Today we’ve been lucky with perfect weather and enjoy our picnic lunch in the sunshine alongside Plateau Creek. By the time we roll into Barn Bluff, our private hut for the evening, it’s 7pm. We’ve been walking since 11am and are exhausted.
Thank goodness one of the guides has run ahead and not only started dinner, but also prepared a selection of Tasmanian cheeses and wines, which taste like heaven after our long day.
We unwind by the fire, swap stories, and discuss sore muscles while dinner – a delicious smoked salmon miso noodle soup and a chocolate fudge mousse for dessert – is served. The huts are surprisingly well appointed with six bedrooms, two composting toilets and two showers with solar hot water.
There is a gas fireplace in the main room and one in the drying room.
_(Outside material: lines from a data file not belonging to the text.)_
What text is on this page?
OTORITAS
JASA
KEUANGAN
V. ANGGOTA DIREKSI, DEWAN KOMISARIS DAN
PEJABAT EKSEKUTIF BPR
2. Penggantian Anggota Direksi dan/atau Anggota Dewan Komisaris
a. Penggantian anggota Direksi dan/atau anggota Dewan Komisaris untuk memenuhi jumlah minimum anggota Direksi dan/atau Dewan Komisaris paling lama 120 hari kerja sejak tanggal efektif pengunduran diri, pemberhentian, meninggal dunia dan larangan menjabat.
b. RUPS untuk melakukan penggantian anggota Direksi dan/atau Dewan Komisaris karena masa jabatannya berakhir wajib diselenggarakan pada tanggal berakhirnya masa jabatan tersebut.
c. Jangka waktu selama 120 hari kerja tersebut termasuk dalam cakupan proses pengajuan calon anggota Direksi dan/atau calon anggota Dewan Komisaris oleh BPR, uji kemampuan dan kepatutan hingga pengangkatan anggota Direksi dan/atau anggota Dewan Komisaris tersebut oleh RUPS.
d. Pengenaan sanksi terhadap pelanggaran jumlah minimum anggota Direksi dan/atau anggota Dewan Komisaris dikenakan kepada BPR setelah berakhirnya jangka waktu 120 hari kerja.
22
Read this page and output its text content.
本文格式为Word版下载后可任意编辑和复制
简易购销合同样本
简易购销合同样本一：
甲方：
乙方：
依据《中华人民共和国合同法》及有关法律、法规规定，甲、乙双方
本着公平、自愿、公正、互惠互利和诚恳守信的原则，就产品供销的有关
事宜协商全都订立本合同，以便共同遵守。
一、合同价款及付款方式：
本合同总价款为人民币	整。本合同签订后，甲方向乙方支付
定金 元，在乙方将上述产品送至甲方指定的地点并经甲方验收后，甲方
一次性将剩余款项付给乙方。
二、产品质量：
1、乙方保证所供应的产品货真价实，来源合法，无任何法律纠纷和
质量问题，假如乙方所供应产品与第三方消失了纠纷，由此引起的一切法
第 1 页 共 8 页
The huge communal dining table is where we gather for meals, board games and impromptu sing-alongs.
I don’t know if I’m just lucky, but we have a fantastic group and are belting out John Denver songs by the second night (there is a guitar in each hut).
As the week unfolds, we drop into a rhythm and become “pack fit”. We almost forget the extra 10kg on our backs. Almost.
The scenery is constantly changing from temperate rainforest and glacially carved lakes to alpine plateaus and 2,000-year-old King Billy pines.
And no matter how difficult the day is, there is always a cosy fire and warm scones with jam and cream or some other tasty treat waiting for us when we arrive at the hut.
The food is remarkably delicious considering anything fresh is carried by the guides and non-perishables are air-dropped to the campsites twice a year.
The day we climb Mount Oakleigh (an optional side-trip) is the day I am pushed to my limit. Having already walked close to five hours to reach the base, I have a choice between walking another 30 minutes to the hut to relax with a glass of pinot in front of the fire or spending the next four and a half hours grabbing at tree roots to pull myself up the side of a mountain.
I decide the pinot will taste even better post-summit, and so do seven others in the group. About halfway up, a fellow hiker realises the soles of his boots have detached and the only thing holding them in place are the strap on his gaiters. Jill comes to the rescue with first aid tape, which does the trick until we make it back to the hut where boot glue finishes the job.
On our last day, when we finally reach Lake St Clair, a few of us take a celebratory plunge before boarding the ferry that takes us back to civilisation. WiFi and mobile reception return, but I’ve come to quite enjoy my time off the grid.